There were two movie houses in Sand Springs, both downtown, both torn down now. The Star was on South Main south of Second Street, while the Harmony Theater was a block east of Main on Second Street. The admission for children under 12 was 10 cents. Each month each theater issued a calendar of the movies to be shown. Generally, single features were shown Mondays and Tuesdays with double features beginning on Wednesdays. By careful management, I could go to the show nearly every day, abetted by mom who gladly forked over 15 cents to get me out of her hair for a few hours.
I sometimes would have to see one of the double features twice but the serials they showed in those days changed so not all was repetition.
I remember those old theaters well. Like the old World newsroom, I can hardly believe how small they really were. There were tiny bathrooms for each sex and lines outside were frequently long. There was a lone popcorn machine in the “lobby,” but praise God, the movie houses were air-conditioned! I can still feel the rush of cold air going in and the blast furnace as we came out mid-afternoon.
As I got older I was allowed to go to the show at night. I would often ride my bicycle to the show because it was downhill all the way. I sometimes came out of the show after dark and would forget the bike. More than once, mom or dad would ask me where my bike was and I had to admit I left it at the show. Dad would take me downtown and sure enough, there was my bike all by itself in the rack.
We had a 1939 Chevrolet with running boards and large door handles. Dad would let me guide the bike with one hand and hold on the to car by the handle. We would drive home several blocks that way. Can you imagine letting a nine-year-old John hang on to the car like that? I was as good as you were on a bike at that age and Dad would simply tell mom, “hell, he can handle the damned thing and I won’t guide him into a car.”
Remember, these were the days of 26-inch bikes with big handlebars and balloon tires. I learned to ride one of these monsters when I was eight.
Memories: Here’s one: One of the folks’ livelong friends was a guy named Carroll Riddle. They met at the Cotton Mill and that friendship lasted 50 years. Dad and Carroll later worked at American Airlines and rode with each other for years. Anyway, Carroll came bursting to our house at 209 one night to breathlessly tell mom that her name had been drawn at the Star Theater to win $300. Carroll knew that winner would be called at the Harmony later so Mom hustled down, bought a ticket and was there when they called her name. You tell me the equivalent to $300 in 1944! Carroll wouldn’t take a dime, but got more than $300 out of telling the story for the next 40 years.
I was virtually reared in those theaters.
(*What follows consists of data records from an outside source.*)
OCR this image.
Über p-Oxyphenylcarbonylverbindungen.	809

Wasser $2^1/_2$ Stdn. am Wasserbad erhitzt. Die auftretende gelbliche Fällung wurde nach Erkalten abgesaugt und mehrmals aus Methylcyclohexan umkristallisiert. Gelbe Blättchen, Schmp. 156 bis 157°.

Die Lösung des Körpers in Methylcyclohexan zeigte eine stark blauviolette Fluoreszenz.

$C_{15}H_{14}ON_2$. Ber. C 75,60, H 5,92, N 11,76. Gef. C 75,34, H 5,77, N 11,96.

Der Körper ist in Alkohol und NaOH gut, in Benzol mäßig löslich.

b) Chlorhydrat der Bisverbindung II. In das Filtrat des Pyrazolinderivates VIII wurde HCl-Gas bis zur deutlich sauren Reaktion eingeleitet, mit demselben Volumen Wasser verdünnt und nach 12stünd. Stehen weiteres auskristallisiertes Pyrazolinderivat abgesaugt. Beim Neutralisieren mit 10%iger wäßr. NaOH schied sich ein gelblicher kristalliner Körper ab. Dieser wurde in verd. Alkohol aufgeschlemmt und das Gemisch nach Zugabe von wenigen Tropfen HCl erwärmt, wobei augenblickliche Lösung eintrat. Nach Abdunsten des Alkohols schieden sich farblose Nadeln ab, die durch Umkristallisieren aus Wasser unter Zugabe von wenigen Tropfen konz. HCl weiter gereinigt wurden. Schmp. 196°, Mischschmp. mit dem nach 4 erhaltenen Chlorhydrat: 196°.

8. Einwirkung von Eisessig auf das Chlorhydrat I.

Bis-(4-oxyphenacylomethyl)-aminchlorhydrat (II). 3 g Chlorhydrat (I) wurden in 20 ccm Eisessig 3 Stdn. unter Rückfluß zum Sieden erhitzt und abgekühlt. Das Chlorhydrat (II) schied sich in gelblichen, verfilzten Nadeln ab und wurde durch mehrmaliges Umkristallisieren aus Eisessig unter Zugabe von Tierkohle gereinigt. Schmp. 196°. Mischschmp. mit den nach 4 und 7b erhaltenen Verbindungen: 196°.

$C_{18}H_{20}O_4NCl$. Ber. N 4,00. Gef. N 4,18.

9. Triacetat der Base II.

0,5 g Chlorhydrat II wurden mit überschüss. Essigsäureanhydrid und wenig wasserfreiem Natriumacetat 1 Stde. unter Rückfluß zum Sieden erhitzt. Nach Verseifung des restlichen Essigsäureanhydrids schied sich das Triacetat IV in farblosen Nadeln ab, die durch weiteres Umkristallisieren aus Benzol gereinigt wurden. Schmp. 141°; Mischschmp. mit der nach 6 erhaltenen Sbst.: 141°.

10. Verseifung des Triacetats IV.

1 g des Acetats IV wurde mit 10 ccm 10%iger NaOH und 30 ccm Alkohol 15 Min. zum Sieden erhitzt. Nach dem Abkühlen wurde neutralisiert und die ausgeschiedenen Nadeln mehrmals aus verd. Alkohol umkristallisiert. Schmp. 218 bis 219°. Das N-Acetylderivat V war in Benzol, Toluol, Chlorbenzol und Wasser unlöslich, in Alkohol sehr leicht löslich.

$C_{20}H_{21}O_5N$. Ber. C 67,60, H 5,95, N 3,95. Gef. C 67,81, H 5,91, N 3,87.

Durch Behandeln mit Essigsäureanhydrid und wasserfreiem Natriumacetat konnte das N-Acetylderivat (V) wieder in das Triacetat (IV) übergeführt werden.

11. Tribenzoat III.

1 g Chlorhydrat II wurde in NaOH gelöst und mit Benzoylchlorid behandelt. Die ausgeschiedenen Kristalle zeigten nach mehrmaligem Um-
I remember Dad taking me to see King Kong at the Harmony and both of them taking me to see Gone With The Wind at the Harmony when it first came out. The movie was made in 1939 and it probably hit Sand Springs in 1940. Mom roasted peanuts and took a jug of water because we had been warned that the movie was four hours’ long.
Alex and I agree that our morals were probably shaped more by Hollywood than the church. At the movies, we learned that bad guys always get it in the end, good guys always play fair and get the girl and that real men are peace loving until provoked. We suspected a lot about sex but it was very sedate and pristine on the screen.
Did I ever go to a movie there, indeed!
I often watch an old movie and remember that I saw the damned thing when it was first released. Makes me nostalgic ---and old!